The higher unemployment rate appears to stem from more cautious hiring practices and an increase in labor supply, with no immediate downturn expected. In contrast, the euro area continued its recovery in Q2 2024, although Germany saw a slight contraction of 0.1% quarter-over-quarter.
Economic outlook
Swiss Re has maintained a cautious growth outlook for 2025, citing heightened risks from geopolitical tensions and weak economic prospects in Germany. Additionally, economic activity in China remains fragile, with downside risks to end-year forecasts.
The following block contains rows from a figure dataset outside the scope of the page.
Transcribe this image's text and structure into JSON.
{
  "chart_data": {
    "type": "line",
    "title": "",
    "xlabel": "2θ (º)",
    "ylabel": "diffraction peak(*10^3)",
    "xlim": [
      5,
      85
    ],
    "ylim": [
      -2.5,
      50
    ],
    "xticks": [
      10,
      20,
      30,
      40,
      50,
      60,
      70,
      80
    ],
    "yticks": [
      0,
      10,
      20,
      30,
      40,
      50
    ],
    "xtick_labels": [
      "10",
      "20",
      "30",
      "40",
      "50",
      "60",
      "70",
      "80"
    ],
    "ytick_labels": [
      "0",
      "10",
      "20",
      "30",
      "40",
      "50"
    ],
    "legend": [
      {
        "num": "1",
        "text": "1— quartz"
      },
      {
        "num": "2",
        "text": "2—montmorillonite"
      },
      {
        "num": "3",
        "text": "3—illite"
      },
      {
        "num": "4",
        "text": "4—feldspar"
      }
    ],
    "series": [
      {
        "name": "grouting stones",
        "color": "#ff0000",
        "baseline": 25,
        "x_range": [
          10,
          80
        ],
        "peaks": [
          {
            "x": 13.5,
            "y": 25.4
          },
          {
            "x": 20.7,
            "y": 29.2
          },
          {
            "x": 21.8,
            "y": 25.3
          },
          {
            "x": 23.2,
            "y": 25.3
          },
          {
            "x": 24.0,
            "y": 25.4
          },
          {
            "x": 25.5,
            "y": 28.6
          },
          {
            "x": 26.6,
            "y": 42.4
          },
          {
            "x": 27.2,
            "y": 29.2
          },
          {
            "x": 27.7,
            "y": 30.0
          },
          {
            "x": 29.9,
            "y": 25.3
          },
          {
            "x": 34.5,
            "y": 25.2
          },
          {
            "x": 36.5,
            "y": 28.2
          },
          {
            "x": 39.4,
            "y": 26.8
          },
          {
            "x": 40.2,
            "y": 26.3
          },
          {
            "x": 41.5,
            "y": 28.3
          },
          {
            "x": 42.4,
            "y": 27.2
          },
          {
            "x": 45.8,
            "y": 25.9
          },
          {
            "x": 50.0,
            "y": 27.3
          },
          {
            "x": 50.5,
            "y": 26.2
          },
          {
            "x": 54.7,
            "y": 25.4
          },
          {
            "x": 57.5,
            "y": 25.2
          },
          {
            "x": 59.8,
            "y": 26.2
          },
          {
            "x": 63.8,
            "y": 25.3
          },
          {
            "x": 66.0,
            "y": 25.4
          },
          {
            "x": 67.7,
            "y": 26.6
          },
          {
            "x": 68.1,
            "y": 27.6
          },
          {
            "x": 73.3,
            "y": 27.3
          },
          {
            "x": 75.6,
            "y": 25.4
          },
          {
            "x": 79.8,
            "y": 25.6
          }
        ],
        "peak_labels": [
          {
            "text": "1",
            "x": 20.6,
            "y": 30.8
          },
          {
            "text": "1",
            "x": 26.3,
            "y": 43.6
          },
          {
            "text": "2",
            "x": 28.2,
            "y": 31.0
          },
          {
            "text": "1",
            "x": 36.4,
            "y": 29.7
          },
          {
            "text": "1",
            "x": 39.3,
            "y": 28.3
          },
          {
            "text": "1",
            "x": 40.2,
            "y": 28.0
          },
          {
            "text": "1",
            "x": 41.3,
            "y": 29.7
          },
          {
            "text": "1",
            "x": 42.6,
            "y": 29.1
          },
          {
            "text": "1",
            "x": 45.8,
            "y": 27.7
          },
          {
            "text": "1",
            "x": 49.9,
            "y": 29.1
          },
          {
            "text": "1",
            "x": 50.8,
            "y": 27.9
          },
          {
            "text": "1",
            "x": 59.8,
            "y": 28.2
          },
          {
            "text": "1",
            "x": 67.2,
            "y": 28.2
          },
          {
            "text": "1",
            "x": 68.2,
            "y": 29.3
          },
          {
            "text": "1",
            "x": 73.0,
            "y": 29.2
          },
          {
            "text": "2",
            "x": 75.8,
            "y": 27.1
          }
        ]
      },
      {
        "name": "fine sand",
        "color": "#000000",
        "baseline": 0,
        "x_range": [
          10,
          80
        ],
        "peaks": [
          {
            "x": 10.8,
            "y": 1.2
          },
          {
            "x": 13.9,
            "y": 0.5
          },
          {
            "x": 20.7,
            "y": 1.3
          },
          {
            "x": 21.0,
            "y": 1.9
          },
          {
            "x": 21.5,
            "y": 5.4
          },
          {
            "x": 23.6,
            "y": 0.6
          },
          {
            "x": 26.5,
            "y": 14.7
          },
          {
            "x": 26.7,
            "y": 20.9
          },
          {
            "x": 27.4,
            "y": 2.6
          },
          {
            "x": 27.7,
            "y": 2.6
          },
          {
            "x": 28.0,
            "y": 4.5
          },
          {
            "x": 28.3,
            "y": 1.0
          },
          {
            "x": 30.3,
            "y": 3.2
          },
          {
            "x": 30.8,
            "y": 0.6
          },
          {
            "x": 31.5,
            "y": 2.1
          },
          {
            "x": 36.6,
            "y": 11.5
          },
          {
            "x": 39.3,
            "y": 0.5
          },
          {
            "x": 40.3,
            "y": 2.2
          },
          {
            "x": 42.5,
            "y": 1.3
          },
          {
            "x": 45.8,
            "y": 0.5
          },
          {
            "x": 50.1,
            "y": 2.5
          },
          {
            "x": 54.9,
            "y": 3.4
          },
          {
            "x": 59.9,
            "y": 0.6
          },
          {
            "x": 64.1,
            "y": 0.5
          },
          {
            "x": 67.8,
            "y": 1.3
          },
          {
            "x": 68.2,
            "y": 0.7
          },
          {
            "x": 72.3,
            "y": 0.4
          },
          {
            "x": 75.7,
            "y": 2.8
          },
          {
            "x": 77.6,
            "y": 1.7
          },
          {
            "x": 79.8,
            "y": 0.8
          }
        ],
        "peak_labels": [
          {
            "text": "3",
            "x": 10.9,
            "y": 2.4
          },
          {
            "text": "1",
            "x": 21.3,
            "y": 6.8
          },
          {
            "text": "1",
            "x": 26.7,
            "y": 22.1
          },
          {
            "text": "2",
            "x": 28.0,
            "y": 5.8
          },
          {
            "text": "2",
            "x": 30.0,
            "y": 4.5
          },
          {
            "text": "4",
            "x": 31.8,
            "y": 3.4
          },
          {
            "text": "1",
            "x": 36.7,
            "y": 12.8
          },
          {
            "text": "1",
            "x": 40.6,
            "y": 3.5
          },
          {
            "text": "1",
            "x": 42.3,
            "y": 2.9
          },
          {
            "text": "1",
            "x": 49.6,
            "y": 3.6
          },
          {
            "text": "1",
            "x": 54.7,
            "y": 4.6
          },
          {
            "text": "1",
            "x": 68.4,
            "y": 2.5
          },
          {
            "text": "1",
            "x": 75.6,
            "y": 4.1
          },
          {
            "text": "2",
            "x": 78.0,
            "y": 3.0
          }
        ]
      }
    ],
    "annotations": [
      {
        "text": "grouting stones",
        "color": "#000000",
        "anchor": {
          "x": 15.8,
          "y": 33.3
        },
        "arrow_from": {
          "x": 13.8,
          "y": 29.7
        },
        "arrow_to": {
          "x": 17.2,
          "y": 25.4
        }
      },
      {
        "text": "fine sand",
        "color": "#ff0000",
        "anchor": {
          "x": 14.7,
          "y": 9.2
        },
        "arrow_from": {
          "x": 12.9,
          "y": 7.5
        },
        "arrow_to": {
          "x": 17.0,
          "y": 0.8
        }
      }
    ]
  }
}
The reinsurer also reports that the near-term inflation outlook remains uneven, though the path toward the 2% central bank target is becoming clearer. Reverse base effects expected in the coming months may counter some of the disinflation progress seen in Q2 2024, but, overall, inflation trends are moving toward central bank goals.
In Europe, services inflation continues to drive overall inflation rates, potentially leading to an increase in 2024 CPI forecasts. However, this pressure is expected to ease in the medium term as wage growth slows.
In Japan, a more sustainable trend in underlying inflation suggests that policy normalization will proceed gradually into 2025, though recent Yen appreciation could impact inflation and delay rate hikes.
Rate moves
Swiss Re’s analysis indicates a shift in emphasis from inflation concerns to the normalization of interest rates. The July US jobs report supports the view that the Federal Reserve may start easing policy in September, with the potential for three rate cuts by the end of the year, one more than the two cuts currently forecast.
The European Central Bank is expected to continue its cautious approach to easing restrictive policies, given the ongoing strength in services inflation. Quarterly rate cuts are anticipated, with the next one likely in September.
Meanwhile, in Japan, the Bank of Japan is expected to monitor US economic conditions closely before taking further action, but policy normalization is anticipated to continue into 2025.
Swiss Re highlights that upside risks to its 2024 GDP forecasts for the US and Europe persist, with disinflation potentially leading to more significant rate cuts in the second half of 2024.